The launch featured a discussion between the author and moderator Mmhonlumo Kikon, a former legislator and also a published author.
In the discussion, Konyak addressed the origins of the Naga identity and the internal divisions that have shaped Naga politics, and the north-eastern region of India at large, over the past century.
Konyak argued that the collective “Naga” identity was an administrative development that followed British contact after the Treaty of Yandabo in 1826. He noted that the Naga National Council (NNC), at its inception in 1946, initially sought autonomy within the province of Assam rather than total independence. According to Konyak, the subsequent transition toward armed struggle created a permanent ideological rift between “moderates and extremists.” Reflecting on this period, Konyak said, “The seeds of divisions within the Nagas were started right from the NNC... between moderate and extremist groups.”
The discussion identified the 1947 Nine-Point Agreement, also known as the Akbar Hydari Agreement, as the primary catalyst for the splintering of the movement. Konyak explained that the then-NNC President T Aliba Imti interpreted the agreement’s 10-year special provision as a period to decide on administrative arrangements within the Indian union. However, AZ Phizo viewed the Agreement as a countdown to sovereignty. According to him, the ideological split eventually led to the assassination of moderate leader T Sakhrie and the rise of a more confrontational approach.
Konyak also highlighted what he described as a lack of political differentiation by early Naga leaders regarding the Indian government. He noted that while a delegation met Mahatma Gandhi in July 1947, they did not meet Jawaharlal Nehru, who held the actual executive power in the Interim Government. “Mahatma Gandhi is the Father of Nation but he was outside the government,” Konyak remarked. He added that decisions ultimately rest on people, who run the government, “But our people (Naga leaders of the time) did not differentiate that.”

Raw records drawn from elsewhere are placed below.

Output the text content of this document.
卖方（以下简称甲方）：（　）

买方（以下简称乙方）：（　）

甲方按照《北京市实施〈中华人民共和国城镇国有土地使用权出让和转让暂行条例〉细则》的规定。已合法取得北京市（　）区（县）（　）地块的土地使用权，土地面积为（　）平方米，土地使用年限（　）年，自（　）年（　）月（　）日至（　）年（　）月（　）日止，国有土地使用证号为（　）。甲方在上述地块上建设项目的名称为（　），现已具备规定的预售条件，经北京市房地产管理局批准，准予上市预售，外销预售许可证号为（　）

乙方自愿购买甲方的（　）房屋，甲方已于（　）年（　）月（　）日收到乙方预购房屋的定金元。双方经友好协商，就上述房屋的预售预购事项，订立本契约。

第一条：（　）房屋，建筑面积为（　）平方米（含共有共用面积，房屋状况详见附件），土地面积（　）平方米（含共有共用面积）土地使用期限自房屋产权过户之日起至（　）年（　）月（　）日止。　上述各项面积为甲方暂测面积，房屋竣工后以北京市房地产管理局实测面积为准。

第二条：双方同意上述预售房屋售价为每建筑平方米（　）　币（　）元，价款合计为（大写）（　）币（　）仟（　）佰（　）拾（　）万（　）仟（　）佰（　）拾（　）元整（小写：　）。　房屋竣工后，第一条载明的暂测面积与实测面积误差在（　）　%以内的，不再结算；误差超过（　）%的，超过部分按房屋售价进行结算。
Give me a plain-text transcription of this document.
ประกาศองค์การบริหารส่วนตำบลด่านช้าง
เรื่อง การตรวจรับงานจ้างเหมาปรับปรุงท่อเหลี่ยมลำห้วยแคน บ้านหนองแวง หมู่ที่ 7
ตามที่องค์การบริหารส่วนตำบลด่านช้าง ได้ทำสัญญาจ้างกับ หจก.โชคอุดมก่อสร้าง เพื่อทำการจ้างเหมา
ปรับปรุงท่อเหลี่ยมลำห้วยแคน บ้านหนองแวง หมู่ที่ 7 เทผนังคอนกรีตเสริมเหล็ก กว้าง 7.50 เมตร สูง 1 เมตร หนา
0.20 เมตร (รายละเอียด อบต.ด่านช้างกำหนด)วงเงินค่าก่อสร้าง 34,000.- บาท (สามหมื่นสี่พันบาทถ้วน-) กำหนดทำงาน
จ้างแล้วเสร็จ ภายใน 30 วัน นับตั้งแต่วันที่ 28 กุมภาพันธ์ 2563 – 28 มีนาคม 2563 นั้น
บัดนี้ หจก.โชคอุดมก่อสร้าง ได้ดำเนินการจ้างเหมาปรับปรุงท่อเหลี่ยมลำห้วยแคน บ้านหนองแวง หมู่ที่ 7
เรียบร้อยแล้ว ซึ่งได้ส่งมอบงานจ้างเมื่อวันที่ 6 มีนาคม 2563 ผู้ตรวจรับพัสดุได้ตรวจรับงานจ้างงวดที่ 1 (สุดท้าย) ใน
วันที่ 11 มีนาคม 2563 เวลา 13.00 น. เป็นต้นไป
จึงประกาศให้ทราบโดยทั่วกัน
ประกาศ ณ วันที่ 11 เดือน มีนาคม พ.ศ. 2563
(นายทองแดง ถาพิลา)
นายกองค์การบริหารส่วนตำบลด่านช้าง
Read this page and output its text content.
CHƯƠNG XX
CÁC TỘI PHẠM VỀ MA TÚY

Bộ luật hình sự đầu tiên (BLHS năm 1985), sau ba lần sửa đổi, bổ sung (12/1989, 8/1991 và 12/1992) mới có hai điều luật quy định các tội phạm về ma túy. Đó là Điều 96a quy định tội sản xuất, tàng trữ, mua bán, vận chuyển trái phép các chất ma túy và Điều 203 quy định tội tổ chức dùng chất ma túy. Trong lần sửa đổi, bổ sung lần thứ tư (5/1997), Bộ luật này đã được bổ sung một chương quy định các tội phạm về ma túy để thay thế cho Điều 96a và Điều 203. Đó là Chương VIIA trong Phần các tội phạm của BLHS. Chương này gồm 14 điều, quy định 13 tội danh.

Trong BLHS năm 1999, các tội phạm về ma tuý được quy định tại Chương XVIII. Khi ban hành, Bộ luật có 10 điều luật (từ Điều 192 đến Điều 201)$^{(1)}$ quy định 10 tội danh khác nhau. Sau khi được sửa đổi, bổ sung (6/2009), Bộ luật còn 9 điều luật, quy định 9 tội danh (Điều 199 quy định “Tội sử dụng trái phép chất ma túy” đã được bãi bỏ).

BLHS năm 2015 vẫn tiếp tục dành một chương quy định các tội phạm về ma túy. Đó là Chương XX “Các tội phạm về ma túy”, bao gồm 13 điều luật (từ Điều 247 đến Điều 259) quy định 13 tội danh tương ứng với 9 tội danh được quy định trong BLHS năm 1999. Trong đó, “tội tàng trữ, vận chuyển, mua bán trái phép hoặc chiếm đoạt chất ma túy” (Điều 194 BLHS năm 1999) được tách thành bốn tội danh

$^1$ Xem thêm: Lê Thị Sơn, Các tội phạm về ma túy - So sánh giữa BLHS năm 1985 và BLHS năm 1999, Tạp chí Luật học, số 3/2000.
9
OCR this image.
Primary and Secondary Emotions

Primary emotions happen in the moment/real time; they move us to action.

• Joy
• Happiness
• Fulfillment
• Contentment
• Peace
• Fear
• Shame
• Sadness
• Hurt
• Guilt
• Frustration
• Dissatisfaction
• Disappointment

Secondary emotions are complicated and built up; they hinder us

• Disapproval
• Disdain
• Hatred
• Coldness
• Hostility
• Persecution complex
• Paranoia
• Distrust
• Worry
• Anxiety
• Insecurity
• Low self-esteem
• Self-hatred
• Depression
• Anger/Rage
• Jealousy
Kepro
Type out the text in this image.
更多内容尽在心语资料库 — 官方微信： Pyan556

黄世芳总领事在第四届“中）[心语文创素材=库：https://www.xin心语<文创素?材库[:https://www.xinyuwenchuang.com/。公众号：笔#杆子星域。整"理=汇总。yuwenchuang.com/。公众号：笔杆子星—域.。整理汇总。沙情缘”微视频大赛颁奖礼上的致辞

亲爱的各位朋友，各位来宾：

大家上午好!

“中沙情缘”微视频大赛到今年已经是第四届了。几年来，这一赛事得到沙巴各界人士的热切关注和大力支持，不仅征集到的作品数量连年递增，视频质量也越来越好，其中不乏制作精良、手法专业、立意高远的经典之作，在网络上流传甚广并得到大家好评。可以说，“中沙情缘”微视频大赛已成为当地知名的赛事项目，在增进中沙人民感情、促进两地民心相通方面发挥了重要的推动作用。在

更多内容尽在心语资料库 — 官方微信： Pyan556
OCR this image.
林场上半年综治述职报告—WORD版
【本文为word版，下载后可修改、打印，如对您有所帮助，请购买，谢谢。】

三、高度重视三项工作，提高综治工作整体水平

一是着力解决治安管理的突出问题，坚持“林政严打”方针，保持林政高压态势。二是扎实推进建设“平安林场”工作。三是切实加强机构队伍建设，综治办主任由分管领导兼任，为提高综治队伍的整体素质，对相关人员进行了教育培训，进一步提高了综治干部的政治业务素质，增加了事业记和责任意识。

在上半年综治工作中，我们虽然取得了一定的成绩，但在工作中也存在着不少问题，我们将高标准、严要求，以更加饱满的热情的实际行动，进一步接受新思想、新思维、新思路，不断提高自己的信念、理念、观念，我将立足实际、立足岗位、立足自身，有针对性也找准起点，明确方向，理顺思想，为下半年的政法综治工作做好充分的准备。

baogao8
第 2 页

On the issue of Nagaland’s statehood, he recalled that the Naga People’s Convention (NPC) was formed in 1957 as a measured move to stop the burning of villages and military operations. He termed the 16-Point Agreement as a necessary intervention dictated by the needs of the time, to ensure the survival of the Naga people.
Turning to current issues, Konyak attributed the ‘Frontier Nagaland Territory’ (FNT) demand by the Eastern Nagaland People’s Organisation (ENPO) to developmental lag in the area, or districts, home to the Konyak, Yimkhiung, Phom, Chang, Sangtam, Khiamniungan, Tikhir and eastern Sumi. Initially, these were covered under Tuensang district before new districts were carved out of it.
At the time of statehood, Tuensang district was accorded special provisions with the government creating a ‘Tuensang Affairs’ department headed by a legislator from the district as Minister. While the Tuensang district had a 10-year “Special Provision,” Konyak said that it lacked an independent budget, leaving it reliant on the state government's discretion.
Moving on to the contested question of sovereignty, integration, and the territorial transition of Naga territories into Indian administration, he held that it would be incorrect to claim that the Government of India occupied Naga territories. He argued that India inherited the Naga territories from the British rather than acquiring them through occupation.
As far as the integration, or consolidating Naga-inhabited areas, is concerned, he said that reorganising four existing states in the present scheme of things would be a political improbability. “Integration is a distant dream. Let's not talk about sovereignty… whether people may agree or not, but it will be a futile exercise, wasting our time,” Konyak said.
While describing the book as a record of developments in the Naga political trajectory, he asserted that the people should know the factual sequence of historical events.